A sátira e a paródia são frequentemente tentadas por músicos, mas a taxa de sucesso não é tão encorajadora, verdade seja dita. Encontrar compositores que possam fazer comentários sutis e fazer as pessoas rirem não é tarefa fácil.
Randy Newman Ele esteve nessas categorias repetidas vezes em sua ilustre carreira. Na sua canção “Ciência Política”, de 1972, Newman mirou naqueles que iriam propor armas nucleares como solucionadores de problemas, incorporando um deles e fazendo-o parecer tão flagrante e destrutivo quanto possível.
Aula de “Ciências”
No início dos anos 70, Randy Newman estava construindo uma reputação como compositor cujo trabalho poderia ser tocado por uma ampla gama de artistas. Mas ele não recebeu muita publicidade como artista por direito próprio. Indo para a produção de seu terceiro álbum, ele ainda não tinha muitos seguidores ou reputação fora da indústria musical, muitos dos quais entendiam e apreciavam seu talento como escritor e intérprete.

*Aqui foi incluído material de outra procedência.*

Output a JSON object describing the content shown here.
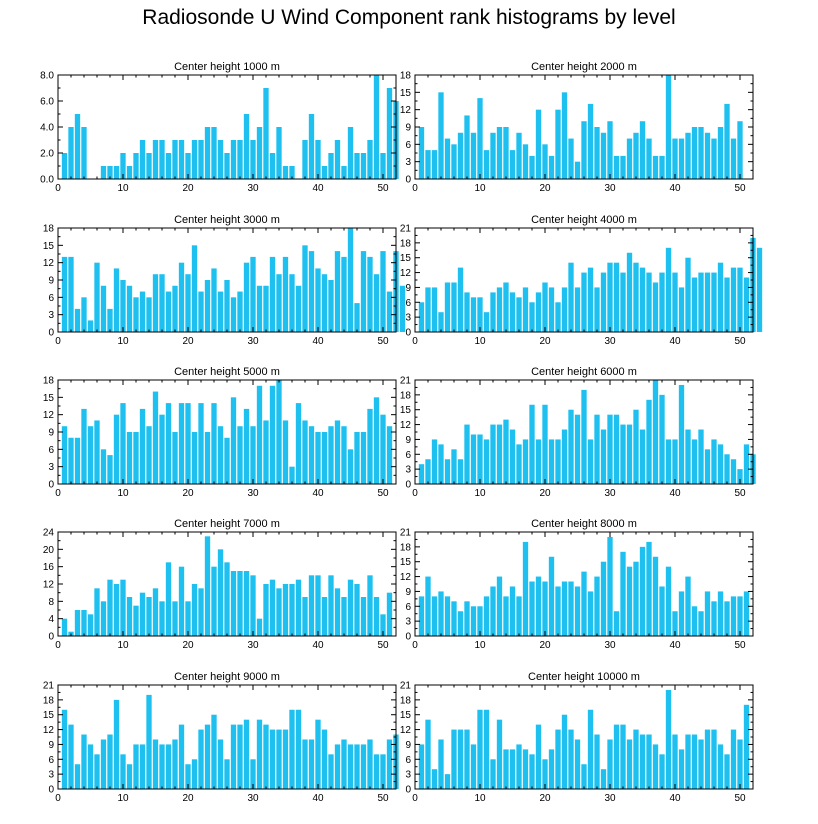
{
  "title": "Radiosonde U Wind Component rank histograms by level",
  "colors": {
    "bar": "#1ec0f0",
    "axis": "#000000",
    "background": "#ffffff"
  },
  "chart_data": [
    {
      "type": "bar",
      "title": "Center height 1000 m",
      "xlim": [
        0,
        52
      ],
      "ylim": [
        0,
        8.0
      ],
      "xticks": [
        "0",
        "10",
        "20",
        "30",
        "40",
        "50"
      ],
      "yticks": [
        "0.0",
        "2.0",
        "4.0",
        "6.0",
        "8.0"
      ],
      "values": [
        2,
        4,
        5,
        4,
        0,
        0,
        1,
        1,
        1,
        2,
        1,
        2,
        3,
        2,
        3,
        3,
        2,
        3,
        3,
        2,
        3,
        3,
        4,
        4,
        3,
        2,
        3,
        3,
        5,
        3,
        4,
        7,
        2,
        4,
        1,
        1,
        0,
        3,
        5,
        3,
        1,
        2,
        3,
        1,
        4,
        2,
        2,
        3,
        8,
        2,
        7,
        6
      ]
    },
    {
      "type": "bar",
      "title": "Center height 2000 m",
      "xlim": [
        0,
        52
      ],
      "ylim": [
        0,
        18
      ],
      "xticks": [
        "0",
        "10",
        "20",
        "30",
        "40",
        "50"
      ],
      "yticks": [
        "0",
        "3",
        "6",
        "9",
        "12",
        "15",
        "18"
      ],
      "values": [
        9,
        5,
        5,
        15,
        7,
        6,
        8,
        11,
        8,
        14,
        5,
        8,
        9,
        9,
        5,
        8,
        6,
        4,
        12,
        6,
        4,
        12,
        15,
        7,
        3,
        10,
        13,
        9,
        8,
        10,
        4,
        4,
        7,
        8,
        10,
        7,
        4,
        4,
        18,
        7,
        7,
        8,
        9,
        9,
        8,
        7,
        9,
        13,
        7,
        10,
        0,
        0
      ]
    },
    {
      "type": "bar",
      "title": "Center height 3000 m",
      "xlim": [
        0,
        52
      ],
      "ylim": [
        0,
        18
      ],
      "xticks": [
        "0",
        "10",
        "20",
        "30",
        "40",
        "50"
      ],
      "yticks": [
        "0",
        "3",
        "6",
        "9",
        "12",
        "15",
        "18"
      ],
      "values": [
        13,
        13,
        4,
        6,
        2,
        12,
        8,
        4,
        11,
        9,
        8,
        6,
        7,
        6,
        10,
        10,
        7,
        8,
        12,
        10,
        15,
        7,
        9,
        11,
        7,
        9,
        6,
        7,
        12,
        13,
        8,
        8,
        13,
        10,
        13,
        10,
        8,
        15,
        14,
        11,
        10,
        9,
        14,
        13,
        18,
        5,
        14,
        13,
        10,
        14,
        7,
        14,
        8
      ]
    },
    {
      "type": "bar",
      "title": "Center height 4000 m",
      "xlim": [
        0,
        52
      ],
      "ylim": [
        0,
        21
      ],
      "xticks": [
        "0",
        "10",
        "20",
        "30",
        "40",
        "50"
      ],
      "yticks": [
        "0",
        "3",
        "6",
        "9",
        "12",
        "15",
        "18",
        "21"
      ],
      "values": [
        6,
        9,
        9,
        4,
        10,
        10,
        13,
        8,
        7,
        7,
        4,
        8,
        9,
        10,
        8,
        7,
        9,
        6,
        8,
        10,
        9,
        6,
        9,
        14,
        9,
        12,
        13,
        9,
        12,
        14,
        14,
        12,
        16,
        14,
        13,
        12,
        10,
        12,
        17,
        12,
        9,
        15,
        11,
        12,
        12,
        12,
        14,
        11,
        13,
        13,
        11,
        19,
        17
      ]
    },
    {
      "type": "bar",
      "title": "Center height 5000 m",
      "xlim": [
        0,
        52
      ],
      "ylim": [
        0,
        18
      ],
      "xticks": [
        "0",
        "10",
        "20",
        "30",
        "40",
        "50"
      ],
      "yticks": [
        "0",
        "3",
        "6",
        "9",
        "12",
        "15",
        "18"
      ],
      "values": [
        10,
        8,
        8,
        13,
        10,
        11,
        6,
        5,
        12,
        14,
        9,
        9,
        13,
        10,
        16,
        12,
        14,
        9,
        14,
        14,
        9,
        14,
        9,
        14,
        10,
        8,
        15,
        10,
        13,
        10,
        17,
        11,
        17,
        18,
        11,
        3,
        14,
        11,
        10,
        9,
        9,
        10,
        11,
        10,
        6,
        9,
        9,
        13,
        15,
        12,
        10
      ]
    },
    {
      "type": "bar",
      "title": "Center height 6000 m",
      "xlim": [
        0,
        52
      ],
      "ylim": [
        0,
        21
      ],
      "xticks": [
        "0",
        "10",
        "20",
        "30",
        "40",
        "50"
      ],
      "yticks": [
        "0",
        "3",
        "6",
        "9",
        "12",
        "15",
        "18",
        "21"
      ],
      "values": [
        4,
        5,
        9,
        8,
        5,
        7,
        5,
        12,
        10,
        10,
        9,
        12,
        12,
        13,
        11,
        8,
        9,
        16,
        9,
        16,
        9,
        9,
        11,
        15,
        14,
        19,
        9,
        14,
        11,
        14,
        14,
        12,
        12,
        15,
        11,
        17,
        21,
        18,
        9,
        9,
        20,
        11,
        9,
        11,
        7,
        9,
        8,
        6,
        5,
        3,
        8,
        6
      ]
    },
    {
      "type": "bar",
      "title": "Center height 7000 m",
      "xlim": [
        0,
        52
      ],
      "ylim": [
        0,
        24
      ],
      "xticks": [
        "0",
        "10",
        "20",
        "30",
        "40",
        "50"
      ],
      "yticks": [
        "0",
        "4",
        "8",
        "12",
        "16",
        "20",
        "24"
      ],
      "values": [
        4,
        1,
        6,
        6,
        5,
        11,
        8,
        13,
        12,
        13,
        9,
        7,
        10,
        9,
        11,
        8,
        17,
        8,
        16,
        8,
        12,
        11,
        23,
        16,
        20,
        17,
        15,
        15,
        15,
        14,
        4,
        12,
        13,
        11,
        12,
        12,
        13,
        9,
        14,
        14,
        9,
        14,
        11,
        9,
        13,
        12,
        9,
        14,
        9,
        5,
        10
      ]
    },
    {
      "type": "bar",
      "title": "Center height 8000 m",
      "xlim": [
        0,
        52
      ],
      "ylim": [
        0,
        21
      ],
      "xticks": [
        "0",
        "10",
        "20",
        "30",
        "40",
        "50"
      ],
      "yticks": [
        "0",
        "3",
        "6",
        "9",
        "12",
        "15",
        "18",
        "21"
      ],
      "values": [
        8,
        12,
        8,
        9,
        8,
        7,
        5,
        7,
        6,
        6,
        8,
        10,
        12,
        8,
        10,
        8,
        19,
        11,
        12,
        11,
        16,
        10,
        11,
        11,
        10,
        13,
        9,
        12,
        15,
        20,
        5,
        17,
        14,
        15,
        18,
        19,
        16,
        10,
        14,
        5,
        9,
        12,
        6,
        5,
        9,
        7,
        9,
        7,
        8,
        8,
        9
      ]
    },
    {
      "type": "bar",
      "title": "Center height 9000 m",
      "xlim": [
        0,
        52
      ],
      "ylim": [
        0,
        21
      ],
      "xticks": [
        "0",
        "10",
        "20",
        "30",
        "40",
        "50"
      ],
      "yticks": [
        "0",
        "3",
        "6",
        "9",
        "12",
        "15",
        "18",
        "21"
      ],
      "values": [
        16,
        13,
        5,
        11,
        9,
        7,
        10,
        11,
        18,
        7,
        5,
        9,
        9,
        19,
        10,
        9,
        9,
        10,
        13,
        5,
        6,
        12,
        13,
        15,
        10,
        6,
        13,
        13,
        14,
        6,
        14,
        13,
        12,
        12,
        12,
        16,
        16,
        10,
        10,
        14,
        12,
        7,
        9,
        10,
        9,
        9,
        9,
        10,
        7,
        7,
        10,
        11
      ]
    },
    {
      "type": "bar",
      "title": "Center height 10000 m",
      "xlim": [
        0,
        52
      ],
      "ylim": [
        0,
        21
      ],
      "xticks": [
        "0",
        "10",
        "20",
        "30",
        "40",
        "50"
      ],
      "yticks": [
        "0",
        "3",
        "6",
        "9",
        "12",
        "15",
        "18",
        "21"
      ],
      "values": [
        9,
        14,
        4,
        10,
        3,
        12,
        12,
        12,
        9,
        16,
        16,
        6,
        14,
        8,
        8,
        9,
        8,
        7,
        13,
        6,
        8,
        12,
        15,
        12,
        10,
        5,
        16,
        11,
        4,
        10,
        13,
        13,
        10,
        12,
        11,
        11,
        9,
        7,
        20,
        11,
        8,
        11,
        11,
        10,
        12,
        12,
        9,
        7,
        12,
        10,
        17
      ]
    }
  ]
}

Quando ele criou navegar para longe Em 1972, ele adotou um estilo de escrita que poucos outros artistas da época sequer tentavam. Ele ousou acreditar que seu público entenderia quando ele retratasse personagens desagradáveis em suas canções, percebendo que não estava promovendo seu comportamento, mas sim repreendendo-o (como fez com o narrador-comerciante de escravos da faixa-título).
A disposição de Newman em abordar assuntos delicados também lhe rendeu o amor da crítica e o destacou da concorrência. Em “Ciência Política” ele atacava, um após o outro, isolacionistas, fomentadores da guerra e defensores das armas nucleares. Para isso, ele o abordou quase como um disco de comédia, técnica que tentou usar com moderação ao longo dos anos, conforme explicou. Compositor performático:
“Acho que entrei em um personagem, esse tipo de sujeito chauvinista. Você sabe, esse não é o tipo de música que eu queria escrever. Não que eu não ame Tom Lehrer, mas não quero ser, como diz Don Henley, ‘o que é, outra música chique’ (ri) e eu escrevo muitas delas, músicas para serem divertidas de uma forma que o público leva mais a sério do que a literatura.”

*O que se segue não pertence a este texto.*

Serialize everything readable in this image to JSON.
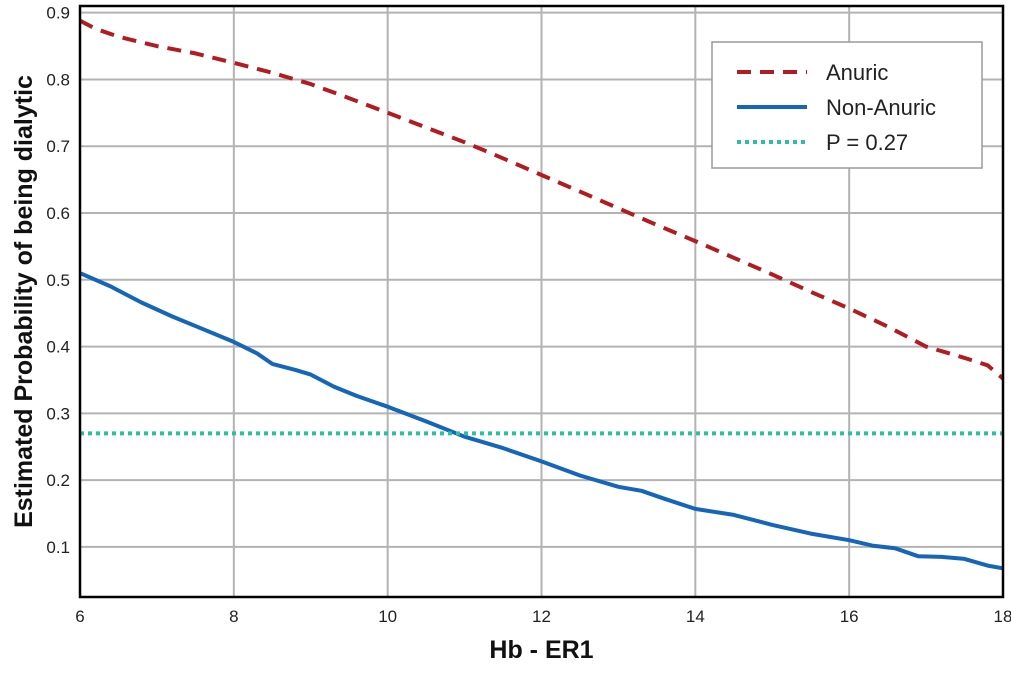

Examinando a letra de “Ciência Política”.
“Political Science” mostra a habilidade de Randy Newman de expressar sua mensagem farpada em música suave. Na verdade, quando você ouve o apoio animado e as letras um tanto inocentes de Newman, você pode se lembrar das músicas dos filmes da Pixar que levaram sua música a uma nova geração nas últimas décadas.

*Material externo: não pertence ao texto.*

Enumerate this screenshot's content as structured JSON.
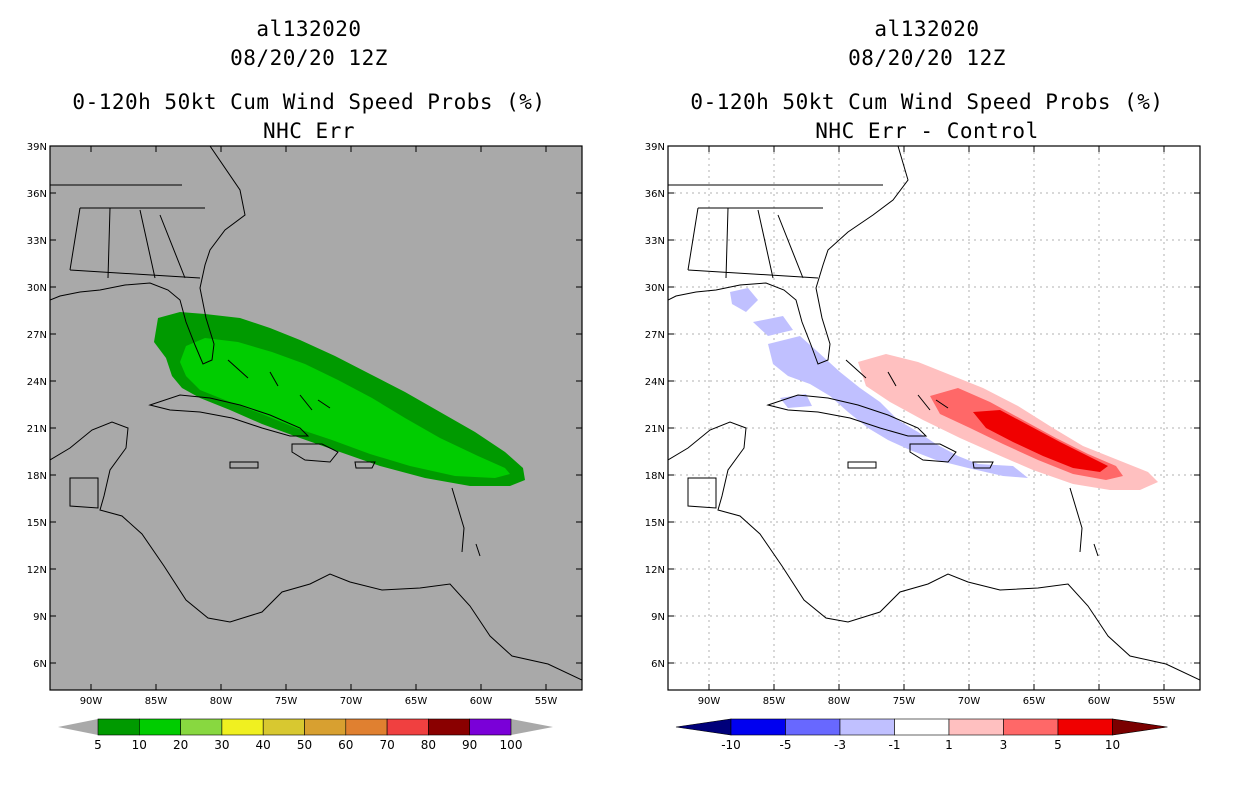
{
  "lat_labels": [
    "39N",
    "36N",
    "33N",
    "30N",
    "27N",
    "24N",
    "21N",
    "18N",
    "15N",
    "12N",
    "9N",
    "6N"
  ],
  "lon_labels": [
    "90W",
    "85W",
    "80W",
    "75W",
    "70W",
    "65W",
    "60W",
    "55W"
  ],
  "left": {
    "title": {
      "storm": "al132020",
      "datetime": "08/20/20 12Z",
      "product": "0-120h 50kt Cum Wind Speed Probs (%)",
      "subtitle": "NHC Err"
    },
    "map_background": "#a9a9a9",
    "colorbar": {
      "labels": [
        "5",
        "10",
        "20",
        "30",
        "40",
        "50",
        "60",
        "70",
        "80",
        "90",
        "100"
      ],
      "colors": [
        "#009a00",
        "#00cc00",
        "#88d840",
        "#f0f020",
        "#d8c830",
        "#d8a030",
        "#e08030",
        "#f04040",
        "#8a0000",
        "#7a00d8"
      ]
    }
  },
  "right": {
    "title": {
      "storm": "al132020",
      "datetime": "08/20/20 12Z",
      "product": "0-120h 50kt Cum Wind Speed Probs (%)",
      "subtitle": "NHC Err - Control"
    },
    "map_background": "#ffffff",
    "colorbar": {
      "labels": [
        "-10",
        "-5",
        "-3",
        "-1",
        "1",
        "3",
        "5",
        "10"
      ],
      "colors": [
        "#00007a",
        "#0000f0",
        "#6868ff",
        "#c0c0ff",
        "#ffffff",
        "#ffc0c0",
        "#ff6868",
        "#f00000",
        "#7a0000"
      ]
    }
  }
}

Ele organiza a música como se o personagem estivesse defendendo sua causa para as pessoas céticas ao seu redor. Ninguém gosta de nósEle canta. Eu não sei por que. A falta de autoconsciência é reveladora, porque é este tipo de comportamento fanfarrão que pode possivelmente irritar os aliados da América. Sua solução: Vamos largar o grande / e ver o que acontece.
O narrador pinta esses aliados como ingratos: Não, eles são odiosos / e são odiosos. Newman então se divertiu examinando uma lista geográfica e detalhando as falhas percebidas em cada região, relacionadas à população, ao clima e, em um caso, uma reclamação menor: América do Sul roubou nosso nome. Se ele quisesse dizer poderes, todos os argumentos cessariam: Não teremos ninguém para culpar.
Ele poupa a Austrália, com seus cangurus e o surf, mas rapidamente abandona cidades famosas como Londres e Paris. Este homem não quer nenhuma diferença ou sinal de dissidência: E cada cidade ao redor do mundo será apenas mais uma cidade americana. Vamos libertar todosEle promete um pouco de sotaque ameaçador.
Com “Ciência Política”, Newman elimina toda a linguagem sofisticada que tal pessoa poderia usar para embelezar suas opiniões, revelando suas verdadeiras intenções. É uma técnica que ele usou repetidamente ao longo de sua carreira, durante a qual muitas vezes interpretou excêntricos satíricos.